Die Ausführung im Kunsthistorischen Museum Wien zeigt im Hintergrund erneut eine Frau, die hinter dem Liegemöbel knieend mit einem goldenen Teller den Regen, der sich auch hier wieder in Form von Münzen manifestiert, zu sammeln versucht. Die Wolken des Goldregens sind im Gegensatz zu den anderen Varianten in der rechten oberen Ecke positioniert und Zeus' Gesicht ist wieder stärker herausgearbeitet. Danaë fasst mit ihrer rechten Hand den Saum des Vorhanges und ihr Becken ruht auf einem Rosenzweig. Einige Münzen liegen vor Danaës Becken – nicht jedoch an anderen Stellen.

In der Blumensprache der Renaissance steht die Rose häufig für Prostitution[19] und Tizian entschied sich, ihr hier eine Rose beizugeben. Passend dazu zeigen die Münzen deutlich, was der als Goldregen auftretende Zeus für Absichten mit ihr hat und so können die Münzen als Bezahlung für die Rose (beziehungsweise den intimen Moment) verstanden werden.

Diese Fassung entstand nach 1554 wurde im Jahr 1600 von Rudolf II. erworben. Dadurch gelangte es in die Sammlung des Kunsthistorischen Museums.[20] Gleich der Madrider Version wurde auch in diesem Gemälde die linke Hand teilweise retuschiert und vermutlich griff sie ursprünglich nicht nach dem Betttuch.[18]

Chicago

Die Version in Chicago

Die Ausführung im Art Institute of Chicago zeigt neben Danaë und Zeus keine weitere Person. Stattdessen nimmt der Hintergrund die Form einer eher klassischen Landschaft an, bei der Bergen und ein im Sturm gebogene Baum gezeigt werden. Der Goldregen ist im Gegensatz zu den anderen Ausführungen kaum gezeigt, nur ein goldenes Leuchten entspringt aus den Gewitterwolken und zeigt darin das Gesicht des Zeus. Danaës rechts Hand zeigt wieder auf einen kleinen Hund, der in sich in der unteren linken Bildecke zusammengerollt hat.

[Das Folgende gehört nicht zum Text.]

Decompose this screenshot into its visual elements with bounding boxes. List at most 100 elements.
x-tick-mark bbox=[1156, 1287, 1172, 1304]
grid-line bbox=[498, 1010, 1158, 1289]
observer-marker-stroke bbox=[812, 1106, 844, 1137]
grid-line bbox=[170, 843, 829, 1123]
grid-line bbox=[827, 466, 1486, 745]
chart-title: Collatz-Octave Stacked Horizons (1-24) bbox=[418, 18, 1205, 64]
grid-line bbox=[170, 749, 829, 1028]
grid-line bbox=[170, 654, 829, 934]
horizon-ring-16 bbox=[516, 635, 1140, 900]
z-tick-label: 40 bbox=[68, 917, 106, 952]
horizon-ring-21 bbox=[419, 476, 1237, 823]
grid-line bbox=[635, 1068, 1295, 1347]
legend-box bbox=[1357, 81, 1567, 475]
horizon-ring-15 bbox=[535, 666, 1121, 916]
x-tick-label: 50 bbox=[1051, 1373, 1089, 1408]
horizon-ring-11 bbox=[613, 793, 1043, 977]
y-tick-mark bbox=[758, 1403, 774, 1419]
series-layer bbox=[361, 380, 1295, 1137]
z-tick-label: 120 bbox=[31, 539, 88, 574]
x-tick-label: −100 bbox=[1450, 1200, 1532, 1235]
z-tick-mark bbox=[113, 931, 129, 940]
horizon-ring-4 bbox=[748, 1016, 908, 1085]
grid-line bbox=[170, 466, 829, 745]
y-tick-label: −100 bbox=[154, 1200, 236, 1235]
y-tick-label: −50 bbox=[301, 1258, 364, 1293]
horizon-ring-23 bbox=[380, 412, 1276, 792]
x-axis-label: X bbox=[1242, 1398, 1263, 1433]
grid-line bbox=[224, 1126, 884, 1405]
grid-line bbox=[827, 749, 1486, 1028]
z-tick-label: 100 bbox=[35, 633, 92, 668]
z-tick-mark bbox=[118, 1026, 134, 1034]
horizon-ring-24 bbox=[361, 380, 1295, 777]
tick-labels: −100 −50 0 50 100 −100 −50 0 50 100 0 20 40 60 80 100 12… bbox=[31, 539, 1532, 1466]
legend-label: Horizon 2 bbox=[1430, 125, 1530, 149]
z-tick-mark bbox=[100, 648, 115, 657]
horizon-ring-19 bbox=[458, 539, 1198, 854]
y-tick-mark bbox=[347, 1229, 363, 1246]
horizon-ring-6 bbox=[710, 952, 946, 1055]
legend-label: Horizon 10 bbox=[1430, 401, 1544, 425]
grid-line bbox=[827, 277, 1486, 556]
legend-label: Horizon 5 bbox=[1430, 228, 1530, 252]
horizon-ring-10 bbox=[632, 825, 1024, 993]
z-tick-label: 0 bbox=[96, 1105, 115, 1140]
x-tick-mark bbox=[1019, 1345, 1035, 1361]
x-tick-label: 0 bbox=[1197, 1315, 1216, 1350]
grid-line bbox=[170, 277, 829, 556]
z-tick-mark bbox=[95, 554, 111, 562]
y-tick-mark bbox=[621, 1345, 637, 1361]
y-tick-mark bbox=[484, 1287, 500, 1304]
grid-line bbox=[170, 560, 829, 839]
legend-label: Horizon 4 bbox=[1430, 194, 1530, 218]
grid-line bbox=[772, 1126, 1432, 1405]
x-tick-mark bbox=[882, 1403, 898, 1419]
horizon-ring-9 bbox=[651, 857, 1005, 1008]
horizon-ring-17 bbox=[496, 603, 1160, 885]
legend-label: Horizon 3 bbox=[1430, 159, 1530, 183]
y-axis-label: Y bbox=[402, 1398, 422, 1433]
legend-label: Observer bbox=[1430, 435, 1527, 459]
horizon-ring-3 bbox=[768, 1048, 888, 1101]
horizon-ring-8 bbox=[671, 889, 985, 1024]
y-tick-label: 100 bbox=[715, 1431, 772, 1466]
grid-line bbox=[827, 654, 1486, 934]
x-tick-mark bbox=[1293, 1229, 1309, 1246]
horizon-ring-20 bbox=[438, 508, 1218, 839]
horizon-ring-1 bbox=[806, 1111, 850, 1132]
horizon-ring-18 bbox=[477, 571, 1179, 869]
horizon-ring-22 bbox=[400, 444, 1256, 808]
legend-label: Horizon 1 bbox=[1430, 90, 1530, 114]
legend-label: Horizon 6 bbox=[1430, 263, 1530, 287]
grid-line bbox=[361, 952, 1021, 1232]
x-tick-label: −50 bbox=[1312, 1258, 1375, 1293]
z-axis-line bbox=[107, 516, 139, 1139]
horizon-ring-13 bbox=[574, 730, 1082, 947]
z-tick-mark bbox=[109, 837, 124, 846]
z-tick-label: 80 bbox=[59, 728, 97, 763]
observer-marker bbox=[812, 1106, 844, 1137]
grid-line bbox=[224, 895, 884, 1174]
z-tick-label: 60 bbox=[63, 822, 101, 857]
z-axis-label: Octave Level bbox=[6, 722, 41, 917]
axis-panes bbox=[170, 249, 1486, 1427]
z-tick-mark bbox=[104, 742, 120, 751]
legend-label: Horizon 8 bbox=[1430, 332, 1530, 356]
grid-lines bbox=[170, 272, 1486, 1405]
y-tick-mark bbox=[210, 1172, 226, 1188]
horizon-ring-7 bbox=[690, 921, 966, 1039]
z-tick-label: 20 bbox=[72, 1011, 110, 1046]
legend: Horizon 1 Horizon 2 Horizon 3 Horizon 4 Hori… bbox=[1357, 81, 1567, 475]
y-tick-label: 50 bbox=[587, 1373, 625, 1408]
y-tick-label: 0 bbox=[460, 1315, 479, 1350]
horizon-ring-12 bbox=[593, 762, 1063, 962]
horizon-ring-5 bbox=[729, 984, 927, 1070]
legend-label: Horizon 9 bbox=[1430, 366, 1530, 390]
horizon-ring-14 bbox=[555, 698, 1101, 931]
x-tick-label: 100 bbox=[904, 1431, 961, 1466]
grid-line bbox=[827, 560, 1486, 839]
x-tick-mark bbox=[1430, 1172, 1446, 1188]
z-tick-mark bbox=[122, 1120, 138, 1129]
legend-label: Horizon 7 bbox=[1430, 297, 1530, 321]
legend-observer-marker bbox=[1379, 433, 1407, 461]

Diese Fassung wurde erst 1928 Tizian und seiner Werkstatt zugeschrieben und auf kurz nach der neapolitanischen Version datiert.[21]

Ikonografie

Tizians Danaë steht am Anfang einer neuen Darstellungsform des Themas. Während im Mittelalter Danaë noch bekleidet dargestellt und in Bezug zu Maria gesetzt wurde, beginnt im Barock der Typus einer zumindest teilweise entkleideten Protagonistin. Neben Tizian hatten bereits Jan Gossaert 1527 und Antonio da Correggio 1532 diese neue Darstellungsform entwickelt,[22] denkbar wäre auch eine Inspiration durch einen Stich von Francesco Primaticcios Fresko im Fonteinbleau.[23] Während bei Corregio und Primaticcio noch Amor die handelnde Figur ist, zeigt Tizians erstmals Danaë als aktiv Beteilligte. Die Interpretation von goldenem Regen als ein Schauer von goldenen Münzen führte zu einer Wandlung der Wahrnehmung des Themas gegenüber dem Mittelalter, da nun nicht mehr die spirituelle Schwängerung durch eine göttliche Figur im Vordergrund stand, sondern das Motiv der mit Gold käuflichen Liebe betont wurde.[24] Der Vergleich fiktionaler Kurtisanen mit der Figur der Danaë war in der Literatur der Zeit gängig.[25] Ferne wurde das Motiv häufig von Adeligen in Auftrag gegeben und die Eroberung der Frau als Sinnbild für Macht und Herrschaft instrumentalisiert.[26] Bohde sieht hierin das Bestreben Faraneses, der durch seine Ernennung zum Kardinal sein Erstgeburtsrecht aufgeben musste, seinen verlorenen Status wieder zu proklamieren.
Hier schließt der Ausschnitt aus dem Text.